Here’s what installer community is this week. I want to know what you’re doing now too! Email installer@theverge.com or message me on Signal – @davidpierce.11 ​​- with your recommendations for anything and everything, and we’ll feature some of our favorites here every week. For even more great recommendations, check out the answers to this post on Threads.

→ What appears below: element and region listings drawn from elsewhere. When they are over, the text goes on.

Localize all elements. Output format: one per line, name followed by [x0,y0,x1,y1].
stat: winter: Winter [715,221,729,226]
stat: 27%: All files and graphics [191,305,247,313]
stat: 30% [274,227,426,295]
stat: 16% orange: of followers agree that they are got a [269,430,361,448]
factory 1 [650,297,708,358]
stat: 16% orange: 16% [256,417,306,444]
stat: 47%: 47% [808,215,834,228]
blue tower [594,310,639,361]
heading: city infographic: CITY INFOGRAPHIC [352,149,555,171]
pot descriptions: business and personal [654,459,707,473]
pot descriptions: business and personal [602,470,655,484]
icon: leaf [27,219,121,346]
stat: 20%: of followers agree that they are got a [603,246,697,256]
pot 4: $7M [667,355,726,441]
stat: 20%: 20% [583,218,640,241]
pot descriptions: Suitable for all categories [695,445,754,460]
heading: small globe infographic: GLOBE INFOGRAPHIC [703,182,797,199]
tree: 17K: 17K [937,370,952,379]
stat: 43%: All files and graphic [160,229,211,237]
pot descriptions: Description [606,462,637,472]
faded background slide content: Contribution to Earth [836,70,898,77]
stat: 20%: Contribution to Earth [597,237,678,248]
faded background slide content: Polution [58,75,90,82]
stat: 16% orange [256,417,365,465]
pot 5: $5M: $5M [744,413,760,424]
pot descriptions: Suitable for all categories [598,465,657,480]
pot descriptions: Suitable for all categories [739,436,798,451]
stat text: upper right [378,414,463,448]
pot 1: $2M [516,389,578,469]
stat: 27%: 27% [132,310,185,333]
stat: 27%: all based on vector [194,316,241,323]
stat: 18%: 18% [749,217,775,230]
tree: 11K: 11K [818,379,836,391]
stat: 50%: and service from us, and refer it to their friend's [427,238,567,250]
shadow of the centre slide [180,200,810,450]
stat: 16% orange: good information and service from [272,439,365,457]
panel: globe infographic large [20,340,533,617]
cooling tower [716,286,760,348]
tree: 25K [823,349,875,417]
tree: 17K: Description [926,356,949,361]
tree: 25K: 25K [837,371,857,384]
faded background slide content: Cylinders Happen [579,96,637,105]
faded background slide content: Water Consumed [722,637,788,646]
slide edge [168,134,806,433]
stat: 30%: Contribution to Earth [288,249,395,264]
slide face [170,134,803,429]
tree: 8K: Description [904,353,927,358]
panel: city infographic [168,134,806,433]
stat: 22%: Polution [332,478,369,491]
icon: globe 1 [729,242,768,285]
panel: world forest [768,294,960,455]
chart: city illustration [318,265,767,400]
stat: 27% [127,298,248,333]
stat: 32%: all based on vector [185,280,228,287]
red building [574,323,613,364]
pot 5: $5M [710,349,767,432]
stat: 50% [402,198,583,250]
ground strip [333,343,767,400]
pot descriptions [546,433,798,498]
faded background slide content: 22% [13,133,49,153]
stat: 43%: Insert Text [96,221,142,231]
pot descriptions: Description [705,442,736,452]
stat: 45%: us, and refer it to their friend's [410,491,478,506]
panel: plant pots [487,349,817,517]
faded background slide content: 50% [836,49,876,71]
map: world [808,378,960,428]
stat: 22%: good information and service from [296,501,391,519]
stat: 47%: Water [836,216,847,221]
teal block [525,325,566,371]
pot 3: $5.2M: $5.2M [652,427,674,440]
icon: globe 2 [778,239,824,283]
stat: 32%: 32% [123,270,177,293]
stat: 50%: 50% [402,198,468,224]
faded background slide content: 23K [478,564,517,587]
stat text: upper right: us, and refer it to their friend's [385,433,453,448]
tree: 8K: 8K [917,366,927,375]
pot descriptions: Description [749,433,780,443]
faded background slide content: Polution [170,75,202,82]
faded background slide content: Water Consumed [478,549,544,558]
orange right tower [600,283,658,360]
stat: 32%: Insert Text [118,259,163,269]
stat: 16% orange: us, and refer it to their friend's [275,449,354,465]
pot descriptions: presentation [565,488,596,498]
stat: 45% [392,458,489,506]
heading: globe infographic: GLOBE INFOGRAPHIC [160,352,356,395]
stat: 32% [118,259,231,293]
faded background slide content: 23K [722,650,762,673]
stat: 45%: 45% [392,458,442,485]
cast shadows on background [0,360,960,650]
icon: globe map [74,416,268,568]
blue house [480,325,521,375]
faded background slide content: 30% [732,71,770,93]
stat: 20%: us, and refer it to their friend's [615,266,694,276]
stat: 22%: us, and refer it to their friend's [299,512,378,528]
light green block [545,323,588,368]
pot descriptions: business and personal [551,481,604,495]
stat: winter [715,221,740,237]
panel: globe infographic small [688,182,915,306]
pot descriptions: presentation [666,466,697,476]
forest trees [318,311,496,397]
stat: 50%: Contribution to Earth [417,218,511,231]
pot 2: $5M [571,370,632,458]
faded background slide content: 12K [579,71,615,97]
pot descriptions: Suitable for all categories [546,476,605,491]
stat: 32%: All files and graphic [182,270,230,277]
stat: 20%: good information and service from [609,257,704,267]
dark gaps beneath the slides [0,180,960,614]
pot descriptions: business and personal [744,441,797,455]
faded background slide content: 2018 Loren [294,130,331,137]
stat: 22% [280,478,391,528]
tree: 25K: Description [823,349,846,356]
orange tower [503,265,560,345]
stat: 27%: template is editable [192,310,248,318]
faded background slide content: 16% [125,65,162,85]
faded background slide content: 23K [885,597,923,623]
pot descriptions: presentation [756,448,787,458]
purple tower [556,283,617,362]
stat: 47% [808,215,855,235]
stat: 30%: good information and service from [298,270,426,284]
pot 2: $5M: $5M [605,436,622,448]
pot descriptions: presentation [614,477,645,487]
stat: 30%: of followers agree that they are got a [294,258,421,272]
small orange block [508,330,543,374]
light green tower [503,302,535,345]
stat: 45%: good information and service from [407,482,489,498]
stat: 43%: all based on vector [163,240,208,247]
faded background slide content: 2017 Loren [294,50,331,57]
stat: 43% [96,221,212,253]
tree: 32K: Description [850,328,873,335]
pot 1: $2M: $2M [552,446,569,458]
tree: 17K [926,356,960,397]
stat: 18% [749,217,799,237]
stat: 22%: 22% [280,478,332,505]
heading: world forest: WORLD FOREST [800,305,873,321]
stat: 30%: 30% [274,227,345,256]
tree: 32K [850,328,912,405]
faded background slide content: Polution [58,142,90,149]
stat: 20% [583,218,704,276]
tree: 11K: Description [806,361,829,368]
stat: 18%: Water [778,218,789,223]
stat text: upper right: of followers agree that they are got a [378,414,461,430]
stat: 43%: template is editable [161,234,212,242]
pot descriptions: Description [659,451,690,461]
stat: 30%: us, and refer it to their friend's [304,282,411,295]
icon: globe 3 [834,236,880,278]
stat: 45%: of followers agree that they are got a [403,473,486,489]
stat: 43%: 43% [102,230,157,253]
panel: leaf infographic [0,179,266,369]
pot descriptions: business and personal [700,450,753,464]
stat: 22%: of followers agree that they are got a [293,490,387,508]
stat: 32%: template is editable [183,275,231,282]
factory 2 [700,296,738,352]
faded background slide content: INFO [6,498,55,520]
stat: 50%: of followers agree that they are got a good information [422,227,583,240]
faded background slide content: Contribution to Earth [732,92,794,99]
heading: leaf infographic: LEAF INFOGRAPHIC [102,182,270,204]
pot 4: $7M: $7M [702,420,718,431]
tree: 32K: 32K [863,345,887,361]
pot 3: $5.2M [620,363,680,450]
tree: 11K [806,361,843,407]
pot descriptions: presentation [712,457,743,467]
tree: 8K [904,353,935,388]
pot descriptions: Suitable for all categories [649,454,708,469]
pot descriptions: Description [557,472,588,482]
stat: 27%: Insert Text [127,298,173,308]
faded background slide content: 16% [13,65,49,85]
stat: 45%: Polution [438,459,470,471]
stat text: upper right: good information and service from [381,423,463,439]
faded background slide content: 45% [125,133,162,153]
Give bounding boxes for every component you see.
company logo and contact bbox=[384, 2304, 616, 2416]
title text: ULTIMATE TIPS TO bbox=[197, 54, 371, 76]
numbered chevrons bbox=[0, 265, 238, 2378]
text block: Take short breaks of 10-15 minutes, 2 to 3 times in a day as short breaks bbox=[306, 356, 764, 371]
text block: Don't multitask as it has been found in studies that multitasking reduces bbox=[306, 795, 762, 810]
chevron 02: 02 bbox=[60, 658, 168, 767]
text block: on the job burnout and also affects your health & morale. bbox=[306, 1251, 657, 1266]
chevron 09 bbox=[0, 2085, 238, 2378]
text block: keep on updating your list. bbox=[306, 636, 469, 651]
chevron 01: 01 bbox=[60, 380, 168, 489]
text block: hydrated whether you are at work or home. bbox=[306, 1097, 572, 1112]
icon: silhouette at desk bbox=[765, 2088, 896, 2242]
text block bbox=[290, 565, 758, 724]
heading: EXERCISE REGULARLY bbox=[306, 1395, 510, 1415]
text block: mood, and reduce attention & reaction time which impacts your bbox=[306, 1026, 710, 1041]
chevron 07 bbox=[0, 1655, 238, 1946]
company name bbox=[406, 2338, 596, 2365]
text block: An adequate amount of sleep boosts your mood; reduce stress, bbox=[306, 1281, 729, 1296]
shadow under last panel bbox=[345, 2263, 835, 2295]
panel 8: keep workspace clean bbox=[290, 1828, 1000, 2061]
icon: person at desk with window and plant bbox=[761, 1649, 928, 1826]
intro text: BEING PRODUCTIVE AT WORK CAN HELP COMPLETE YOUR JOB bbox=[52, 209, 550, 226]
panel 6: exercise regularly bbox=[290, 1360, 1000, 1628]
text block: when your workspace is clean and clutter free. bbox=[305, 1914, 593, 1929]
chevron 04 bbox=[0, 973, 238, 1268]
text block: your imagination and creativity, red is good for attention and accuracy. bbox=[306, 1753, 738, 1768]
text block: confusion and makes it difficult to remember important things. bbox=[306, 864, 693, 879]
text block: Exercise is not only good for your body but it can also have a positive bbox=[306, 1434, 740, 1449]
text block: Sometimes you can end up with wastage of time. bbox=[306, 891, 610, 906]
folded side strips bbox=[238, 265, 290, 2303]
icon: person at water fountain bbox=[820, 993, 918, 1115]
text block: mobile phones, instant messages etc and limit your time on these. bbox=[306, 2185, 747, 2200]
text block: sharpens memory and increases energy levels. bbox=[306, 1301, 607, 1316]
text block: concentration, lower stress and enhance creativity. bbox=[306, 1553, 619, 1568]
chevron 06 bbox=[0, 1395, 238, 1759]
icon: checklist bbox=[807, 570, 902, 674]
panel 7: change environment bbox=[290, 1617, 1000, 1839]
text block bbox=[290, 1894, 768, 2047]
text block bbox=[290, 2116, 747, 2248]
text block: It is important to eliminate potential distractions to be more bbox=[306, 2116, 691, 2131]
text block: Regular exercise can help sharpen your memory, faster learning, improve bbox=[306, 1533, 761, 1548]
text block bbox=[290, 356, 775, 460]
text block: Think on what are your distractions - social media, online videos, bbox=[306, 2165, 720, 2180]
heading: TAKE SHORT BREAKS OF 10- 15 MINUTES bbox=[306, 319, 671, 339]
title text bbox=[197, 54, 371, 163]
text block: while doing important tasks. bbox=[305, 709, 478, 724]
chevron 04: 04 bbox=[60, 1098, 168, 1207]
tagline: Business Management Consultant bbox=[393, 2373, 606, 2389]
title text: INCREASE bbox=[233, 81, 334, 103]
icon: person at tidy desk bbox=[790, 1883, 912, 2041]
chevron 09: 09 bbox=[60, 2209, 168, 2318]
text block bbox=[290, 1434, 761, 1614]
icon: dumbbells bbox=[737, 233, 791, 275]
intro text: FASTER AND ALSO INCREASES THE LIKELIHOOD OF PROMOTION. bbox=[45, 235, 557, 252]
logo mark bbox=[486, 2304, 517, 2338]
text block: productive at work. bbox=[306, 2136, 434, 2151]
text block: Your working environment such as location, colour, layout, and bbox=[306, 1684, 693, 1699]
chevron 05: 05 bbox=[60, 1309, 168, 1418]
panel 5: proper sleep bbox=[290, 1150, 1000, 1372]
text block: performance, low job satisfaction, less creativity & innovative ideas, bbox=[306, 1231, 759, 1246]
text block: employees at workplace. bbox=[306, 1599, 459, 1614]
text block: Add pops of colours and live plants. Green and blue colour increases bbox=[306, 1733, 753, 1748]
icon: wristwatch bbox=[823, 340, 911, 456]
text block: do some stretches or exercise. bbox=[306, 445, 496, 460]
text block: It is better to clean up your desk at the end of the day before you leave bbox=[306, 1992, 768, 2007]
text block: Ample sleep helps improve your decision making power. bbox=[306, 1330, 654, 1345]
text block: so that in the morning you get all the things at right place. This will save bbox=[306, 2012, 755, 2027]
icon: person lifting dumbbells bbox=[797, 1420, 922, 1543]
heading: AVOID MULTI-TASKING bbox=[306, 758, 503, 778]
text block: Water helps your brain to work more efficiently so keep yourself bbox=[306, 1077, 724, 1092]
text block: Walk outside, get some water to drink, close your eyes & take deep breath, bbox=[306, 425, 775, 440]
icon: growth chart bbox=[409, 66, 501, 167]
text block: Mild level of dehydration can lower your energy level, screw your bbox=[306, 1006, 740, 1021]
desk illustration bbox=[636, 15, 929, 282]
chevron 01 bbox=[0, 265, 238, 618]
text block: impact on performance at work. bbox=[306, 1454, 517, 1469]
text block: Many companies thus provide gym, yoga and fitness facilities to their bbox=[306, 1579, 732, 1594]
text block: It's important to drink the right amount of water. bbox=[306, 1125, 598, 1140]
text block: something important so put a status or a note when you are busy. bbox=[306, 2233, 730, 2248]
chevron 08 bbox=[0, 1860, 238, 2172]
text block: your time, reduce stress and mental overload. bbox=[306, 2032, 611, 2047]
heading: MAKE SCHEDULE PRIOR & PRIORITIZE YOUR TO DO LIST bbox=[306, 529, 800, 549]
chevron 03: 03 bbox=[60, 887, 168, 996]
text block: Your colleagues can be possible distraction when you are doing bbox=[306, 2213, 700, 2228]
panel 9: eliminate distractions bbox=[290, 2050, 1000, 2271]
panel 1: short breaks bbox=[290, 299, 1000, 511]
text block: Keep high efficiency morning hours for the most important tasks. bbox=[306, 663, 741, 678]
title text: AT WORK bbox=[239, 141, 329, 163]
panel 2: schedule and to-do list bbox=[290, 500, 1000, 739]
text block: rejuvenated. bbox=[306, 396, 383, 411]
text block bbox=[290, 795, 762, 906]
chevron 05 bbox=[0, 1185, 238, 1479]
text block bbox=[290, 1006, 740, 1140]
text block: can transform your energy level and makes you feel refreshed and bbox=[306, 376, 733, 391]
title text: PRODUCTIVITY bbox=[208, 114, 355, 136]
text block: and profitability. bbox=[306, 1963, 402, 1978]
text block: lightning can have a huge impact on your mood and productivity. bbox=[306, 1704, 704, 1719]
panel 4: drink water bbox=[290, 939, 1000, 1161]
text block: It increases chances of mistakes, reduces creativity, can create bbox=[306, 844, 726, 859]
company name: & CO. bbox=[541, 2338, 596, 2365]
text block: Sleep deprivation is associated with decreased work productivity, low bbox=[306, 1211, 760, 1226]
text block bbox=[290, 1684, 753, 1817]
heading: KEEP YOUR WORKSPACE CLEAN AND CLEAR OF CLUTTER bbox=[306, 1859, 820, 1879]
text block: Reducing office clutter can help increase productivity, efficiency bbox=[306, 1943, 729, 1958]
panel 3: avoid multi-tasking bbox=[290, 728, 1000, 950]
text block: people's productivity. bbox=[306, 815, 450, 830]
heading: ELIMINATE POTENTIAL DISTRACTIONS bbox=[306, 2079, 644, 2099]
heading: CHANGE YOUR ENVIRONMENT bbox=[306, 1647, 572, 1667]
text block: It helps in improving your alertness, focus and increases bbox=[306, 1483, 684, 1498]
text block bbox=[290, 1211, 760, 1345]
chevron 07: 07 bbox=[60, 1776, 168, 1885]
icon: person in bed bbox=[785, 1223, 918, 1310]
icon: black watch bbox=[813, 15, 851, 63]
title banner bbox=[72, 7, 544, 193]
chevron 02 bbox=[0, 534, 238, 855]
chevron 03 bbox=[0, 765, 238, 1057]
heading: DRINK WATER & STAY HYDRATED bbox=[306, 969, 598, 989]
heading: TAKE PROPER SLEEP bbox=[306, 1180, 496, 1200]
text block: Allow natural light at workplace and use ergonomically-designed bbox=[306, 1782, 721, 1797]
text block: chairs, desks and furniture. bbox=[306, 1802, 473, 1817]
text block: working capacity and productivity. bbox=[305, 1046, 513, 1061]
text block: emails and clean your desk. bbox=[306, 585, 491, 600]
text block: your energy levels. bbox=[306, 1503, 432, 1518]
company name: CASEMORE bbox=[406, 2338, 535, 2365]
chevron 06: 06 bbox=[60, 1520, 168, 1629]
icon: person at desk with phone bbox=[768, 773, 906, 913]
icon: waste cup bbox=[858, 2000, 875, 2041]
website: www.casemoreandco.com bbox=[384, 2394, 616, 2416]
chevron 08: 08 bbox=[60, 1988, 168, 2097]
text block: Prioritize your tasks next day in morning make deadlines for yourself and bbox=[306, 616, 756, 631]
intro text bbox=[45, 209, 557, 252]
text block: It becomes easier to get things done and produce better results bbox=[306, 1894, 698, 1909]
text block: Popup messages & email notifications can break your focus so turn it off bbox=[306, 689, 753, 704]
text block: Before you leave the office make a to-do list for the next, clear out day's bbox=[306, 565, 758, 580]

“I just wanted to share an app that (and it’s a shock to me) no one knows about. Is called Stylish inbox. The idea is very simple: it allows you to create your own inbox just for newsletters. I hate reading newsletters in my personal Gmail inbox and this is a very convenient solution to my problem.” – Dennis

“I just binged all six episodes on Netflix Supacell. It is like Heroes but darker, set in South London, with an almost entirely black cast and made by Rapman. It’s one of the best things I’ve seen this year and such a new show in a genre that’s basically monopolized by Marvel.” -William

“Currently reading The singularity is closer by Ray Kurzweil. We are lucky to see human evolution in real time.” – Mateus

“Best ball drafts in Underdog Fantasy. What was once a niche version of fantasy football is now an (absurdly?) popular sports betting format where players draft an entire team in an hour or less and then compete against strangers. It’s like trying to win a March Madness bracket, but you draft a fantasy football lineup. – Noah

“Using the VR Exercise Tracker application created by the VR Health Institute. They use science-based VR activity measurements to help you measure your VR workouts. Connects to Apple Watch and other Bluetooth fitness devices.” – Dan

“As a new father, Dungeons and Dads resonates with me in a special way. This Podcast (Self-Described Non-BDSM) Puts a Hilarious Twist D&D, following four parents navigating a fantastical kingdom to rescue their lost children. It made me laugh more than ever and made me cry more than once. I’ve already watched the first season three times (more than 180 hours of listening) and I’m re-listening to the second season now.” – Brand

“I just bought a BooxGo 10.3 E Ink Tablet and I really like it. Very thin, well designed, no front light and great for writing when needed. It’s more of a competitor to the Remarkable 2 (i.e. a note-taking device), but I’m liking it for reading articles via Omnivore.” -Patrick

“I recently started reading a book called Deep Work by Cal Newport on the merits of taking time to focus on a task with minimal distractions. My attention span, along with many others in recent years, has been obliterated, so I picked up this book to try and rectify my ability to concentrate deeply.” -Dave

Apple PenLite: the iPad before the iPad.” I’ve been watching Colin Holter’s channel for a few years now and I love his work, but this video is really something different for him. He interviewed several former Apple employees and I thought it was very well done. I was very young at the time, so I don’t remember any news on this topic, but it was really interesting to get this kind of perspective from the engineers and product managers working at Apple at the time.” -Ian

Signing

I sincerely believe that “Every frame is a painting”It’s the best YouTube series of all time. If you haven’t watched it yet, watch them all. (If you only watch one, watch this one in Edgar Wright. Or this one about David Fincher. Or this one the sound of Marvel films. Just watch them all!) So when the channel released its first video in seven years – a small trailer for a new limited series and short film – I immediately started refreshing the page every 10 minutes and rewatching everything on the channel. It’s like going to film school at warp speed, and I can’t recommend it enough. Chairs, guys! Chairs!